進級して同じクラスになってから、気になっている人がいた。名前は奈良シカマルくん。気になって…とは言っても、いきなり顔を見て一目惚れ、というわけではない。よく一人でぼーっとしたり、窓の外を眺めているのを見るんだけど、あ、あと授業中よく寝たりもしてるっけ。

きっかけは至極簡単なこと。授業中に、英語が苦手な私に後ろから答えを告げてもらったときのこと。
その問題は応用問題だったようで、私には手も足も出ない。そんな難しい問題を、いつもぼーっとしている奈良くんはすぐに分かったみたいで。ギャップに感動した。

「あんた…それ、ある意味一目惚れよりも惚れっぽいかもね」
「え、サクラ、なんで?」
「…いいやもう。なんかあんたと話してたら疲れる。

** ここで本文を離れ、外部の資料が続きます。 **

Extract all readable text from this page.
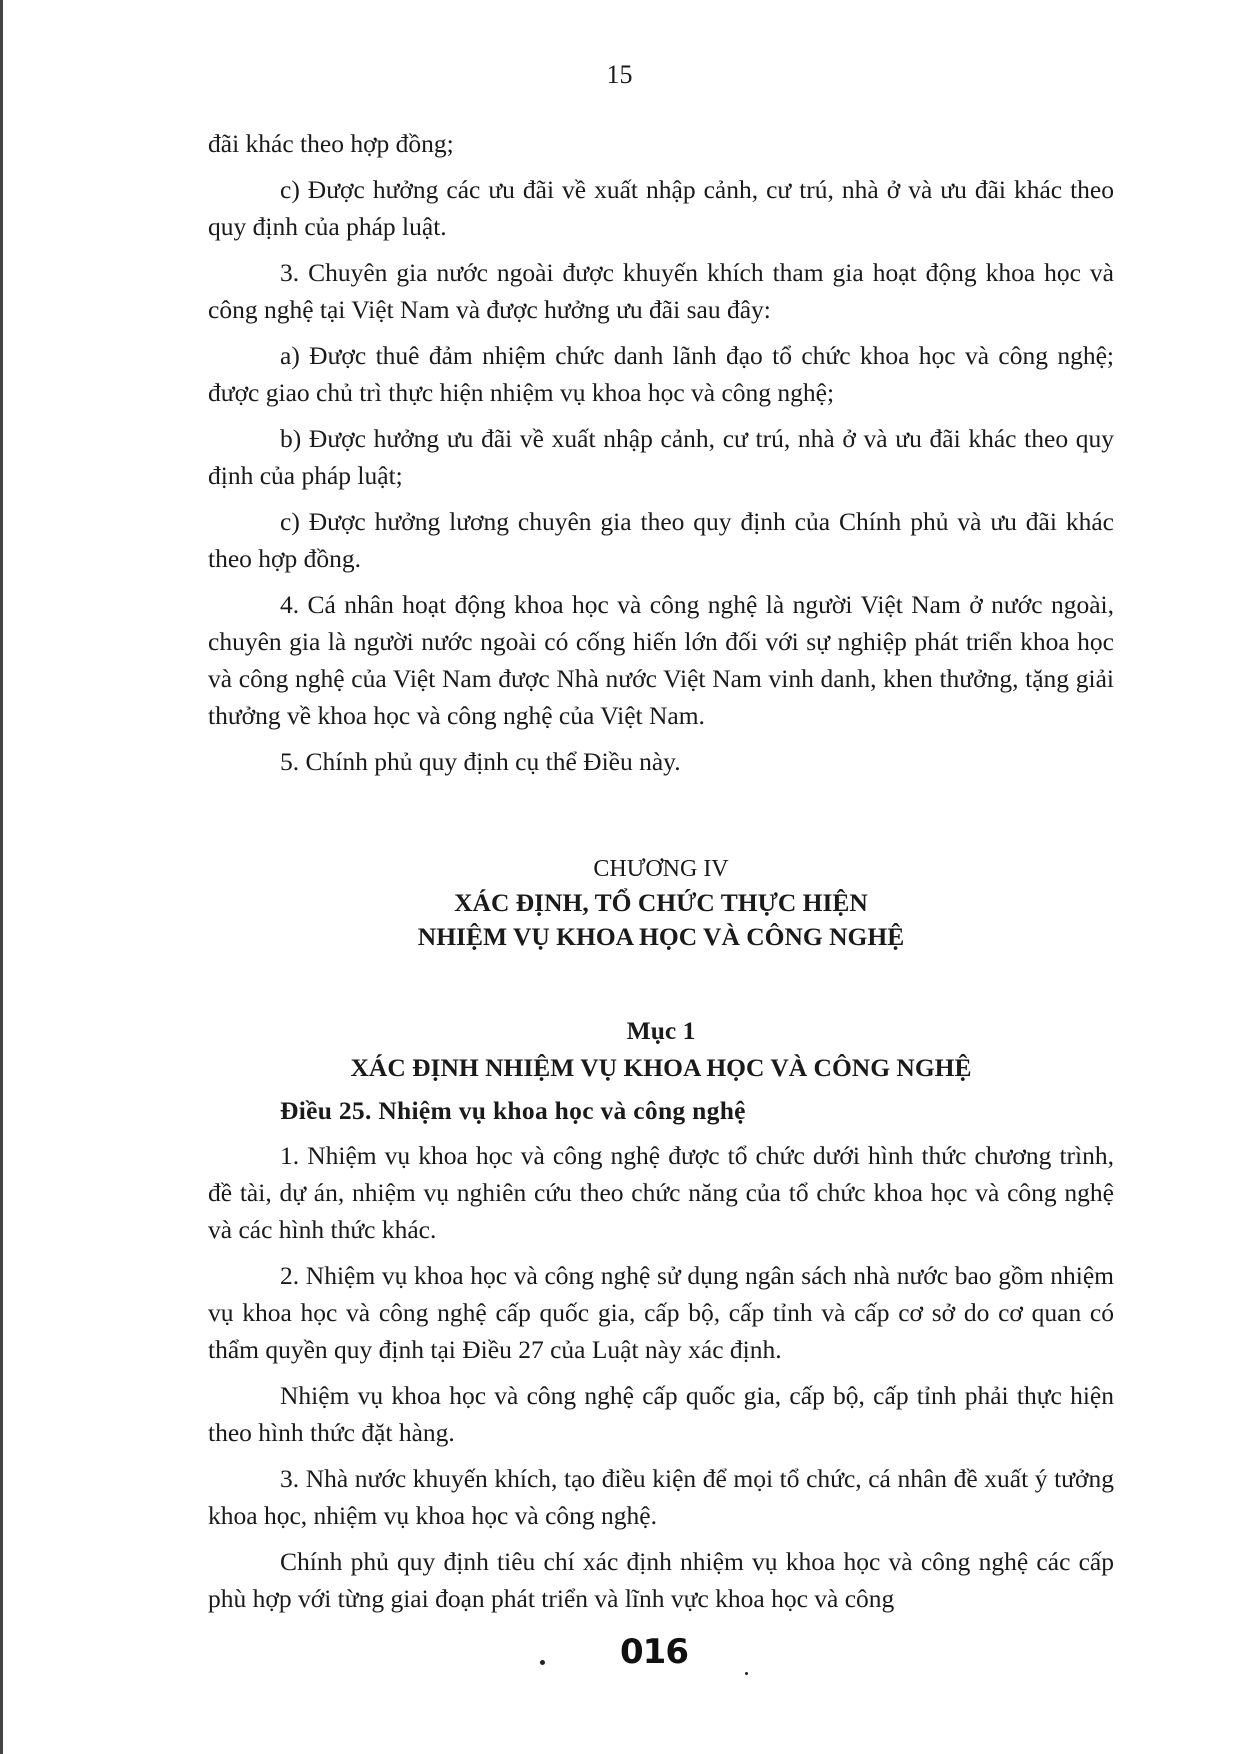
15

đãi khác theo hợp đồng;

c) Được hưởng các ưu đãi về xuất nhập cảnh, cư trú, nhà ở và ưu đãi khác theo quy định của pháp luật.

3. Chuyên gia nước ngoài được khuyến khích tham gia hoạt động khoa học và công nghệ tại Việt Nam và được hưởng ưu đãi sau đây:

a) Được thuê đảm nhiệm chức danh lãnh đạo tổ chức khoa học và công nghệ; được giao chủ trì thực hiện nhiệm vụ khoa học và công nghệ;

b) Được hưởng ưu đãi về xuất nhập cảnh, cư trú, nhà ở và ưu đãi khác theo quy định của pháp luật;

c) Được hưởng lương chuyên gia theo quy định của Chính phủ và ưu đãi khác theo hợp đồng.

4. Cá nhân hoạt động khoa học và công nghệ là người Việt Nam ở nước ngoài, chuyên gia là người nước ngoài có cống hiến lớn đối với sự nghiệp phát triển khoa học và công nghệ của Việt Nam được Nhà nước Việt Nam vinh danh, khen thưởng, tặng giải thưởng về khoa học và công nghệ của Việt Nam.

5. Chính phủ quy định cụ thể Điều này.

CHƯƠNG IV
XÁC ĐỊNH, TỔ CHỨC THỰC HIỆN
NHIỆM VỤ KHOA HỌC VÀ CÔNG NGHỆ
Mục 1
XÁC ĐỊNH NHIỆM VỤ KHOA HỌC VÀ CÔNG NGHỆ
Điều 25. Nhiệm vụ khoa học và công nghệ

1. Nhiệm vụ khoa học và công nghệ được tổ chức dưới hình thức chương trình, đề tài, dự án, nhiệm vụ nghiên cứu theo chức năng của tổ chức khoa học và công nghệ và các hình thức khác.

2. Nhiệm vụ khoa học và công nghệ sử dụng ngân sách nhà nước bao gồm nhiệm vụ khoa học và công nghệ cấp quốc gia, cấp bộ, cấp tỉnh và cấp cơ sở do cơ quan có thẩm quyền quy định tại Điều 27 của Luật này xác định.

Nhiệm vụ khoa học và công nghệ cấp quốc gia, cấp bộ, cấp tỉnh phải thực hiện theo hình thức đặt hàng.

3. Nhà nước khuyến khích, tạo điều kiện để mọi tổ chức, cá nhân đề xuất ý tưởng khoa học, nhiệm vụ khoa học và công nghệ.

Chính phủ quy định tiêu chí xác định nhiệm vụ khoa học và công nghệ các cấp phù hợp với từng giai đoạn phát triển và lĩnh vực khoa học và công

016
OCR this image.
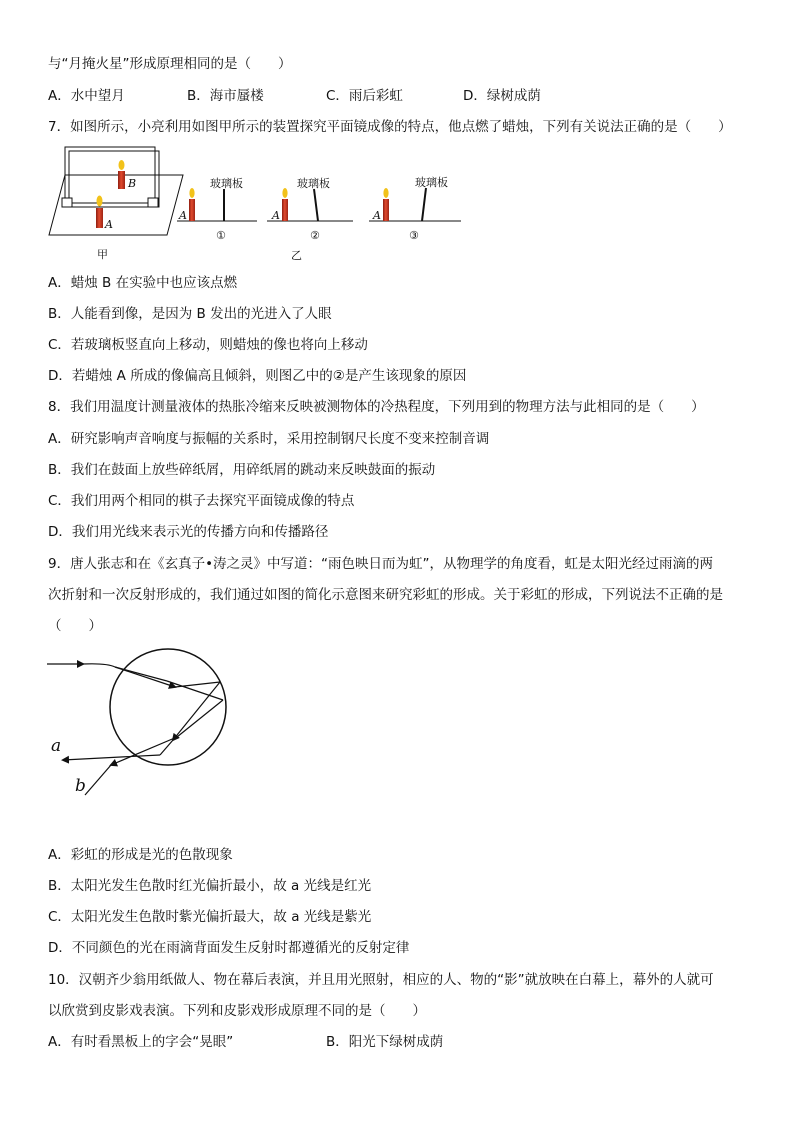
与“月掩火星”形成原理相同的是（　　）
A．水中望月	B．海市蜃楼	C．雨后彩虹	D．绿树成荫
7．如图所示，小亮利用如图甲所示的装置探究平面镜成像的特点，他点燃了蜡烛，下列有关说法正确的是（　　）
B
A
甲
A
玻璃板
①
A
玻璃板
②
A
玻璃板
③
乙
A．蜡烛 B 在实验中也应该点燃
B．人能看到像，是因为 B 发出的光进入了人眼
C．若玻璃板竖直向上移动，则蜡烛的像也将向上移动
D．若蜡烛 A 所成的像偏高且倾斜，则图乙中的②是产生该现象的原因
8．我们用温度计测量液体的热胀冷缩来反映被测物体的冷热程度，下列用到的物理方法与此相同的是（　　）
A．研究影响声音响度与振幅的关系时，采用控制钢尺长度不变来控制音调
B．我们在鼓面上放些碎纸屑，用碎纸屑的跳动来反映鼓面的振动
C．我们用两个相同的棋子去探究平面镜成像的特点
D．我们用光线来表示光的传播方向和传播路径
9．唐人张志和在《玄真子•涛之灵》中写道：“雨色映日而为虹”，从物理学的角度看，虹是太阳光经过雨滴的两
次折射和一次反射形成的，我们通过如图的简化示意图来研究彩虹的形成。关于彩虹的形成，下列说法不正确的是
（　　）
a
b
A．彩虹的形成是光的色散现象
B．太阳光发生色散时红光偏折最小，故 a 光线是红光
C．太阳光发生色散时紫光偏折最大，故 a 光线是紫光
D．不同颜色的光在雨滴背面发生反射时都遵循光的反射定律
10．汉朝齐少翁用纸做人、物在幕后表演，并且用光照射，相应的人、物的“影”就放映在白幕上，幕外的人就可
以欣赏到皮影戏表演。下列和皮影戏形成原理不同的是（　　）
A．有时看黑板上的字会“晃眼”	B．阳光下绿树成荫
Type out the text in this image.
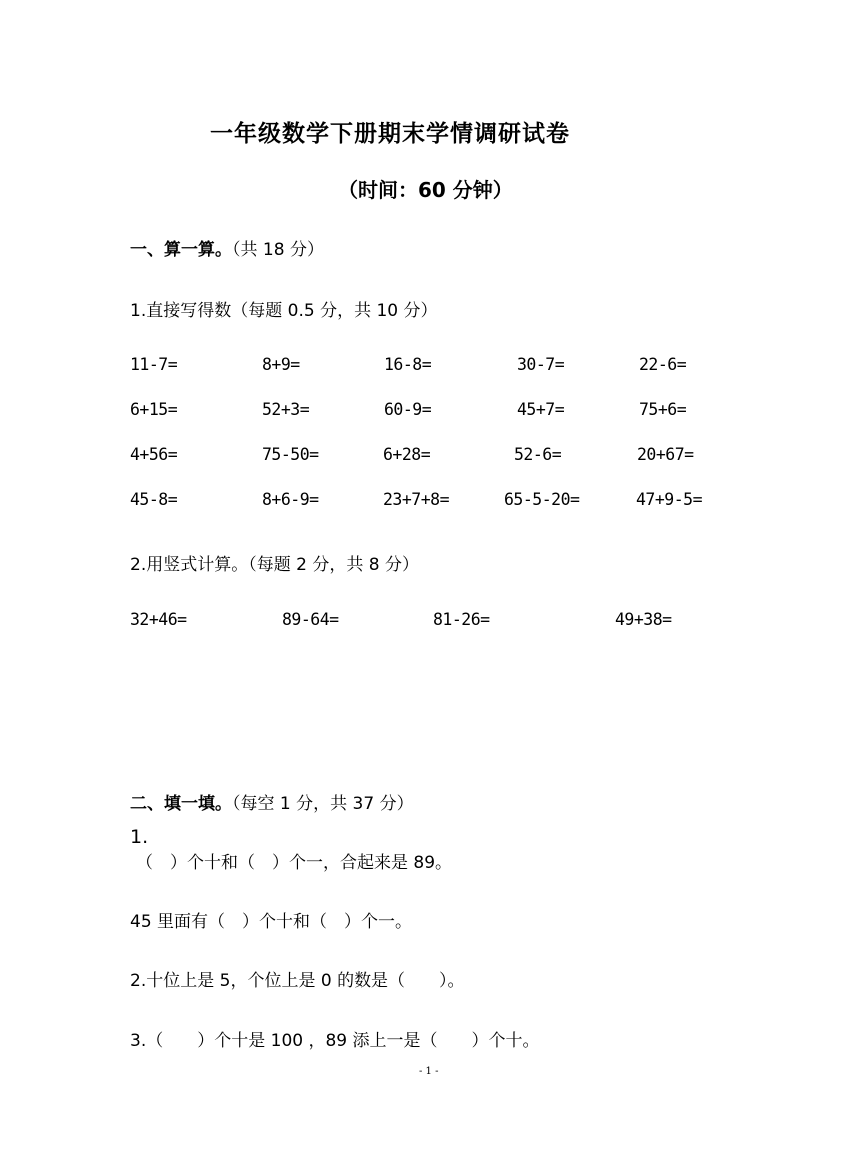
一年级数学下册期末学情调研试卷
（时间：60 分钟）
一、算一算。（共 18 分）
1.直接写得数（每题 0.5 分，共 10 分）
11-7=	8+9=	16-8=	30-7=	22-6=
6+15=	52+3=	60-9=	45+7=	75+6=
4+56=	75-50=	6+28=	52-6=	20+67=
45-8=	8+6-9=	23+7+8=	65-5-20=	47+9-5=
2.用竖式计算。（每题 2 分，共 8 分）
32+46=	89-64=	81-26=	49+38=
二、填一填。（每空 1 分，共 37 分）
1.
（　）个十和（　）个一，合起来是 89。
45 里面有（　）个十和（　）个一。
2.十位上是 5，个位上是 0 的数是（　　）。
3.（　　）个十是 100 ，89 添上一是（　　）个十。
- 1 -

愛しの奈良くんと話してこればー?」
「オレが何て?」
「!」

近くにいたのだろう、奈良くんが声をかけてきた。
サクラはごゆっくりー、なんて言いかねない目線を寄越しながら、どこかへ消えてしまった。

「ね、ねぇ…奈良くん!!」
「ん…?」

あ、しまった。

何を話すか決めてないのに、話しかけてしまった。私の悪い癖。…とか冷静に分析している場合じゃなくて!

「えっと〜…あ、頭良いよね!私馬鹿だから!羨ましいや!」
「は?」

いきなり脈絡のないことを話し出した私に、奈良くんがぽかんとする。

「で、その…よく空とか見てるし?き、気持ち良さそうに寝てたり!!」
「苗字、お前…」
「はい?」
「よくオレのこと、見てんのな」



し…しまったぁぁぁぁ!!




「そっそれは!奈良くんが駄目なんだよ!!そんな風にぼーっとしてるのに、賢いし…かと思えば空見てるし…で、」
「ぷっ…」
「あえ…奈良くん?」

くしゃっと笑った奈良くん。こんな風に笑ってるところ、初めて見たかも…

「お前、変な女だな」
「すんません…」
「まあ、友達くらいなってやってもいいぜ」
「!」
「(犬みてぇ…)じゃ、次の時間、また英語だぜ。今度は友達に迷惑かけないようにするこったな」
「わ…私頑張る!だからよろしくね、奈良くん!」

そう言った私に、やっぱり変な女だ…と笑った彼には気づかないふりをしておく。
授業は憂鬱だけど、頑張れるかな。友達になってくれるって言ってたし!よし、待ってろ英語!









「いの、今のあの二人のやり取り見てた?」
「見てた…シカマル、完全にあの子の気持ちに気付いてたわね。友達、だなんて」

それはまるで、告白してきた相手に友達からお願いします。と言っているように聞こえたのだ。

「ま、時間の問題か。あの二人も」
「本当にそうかも。だって、時間かかりそうな二人だしね」

鈍感と不器用が一人ずつ、そして温かく(?)見守る数名、の構図が出来た瞬間だった。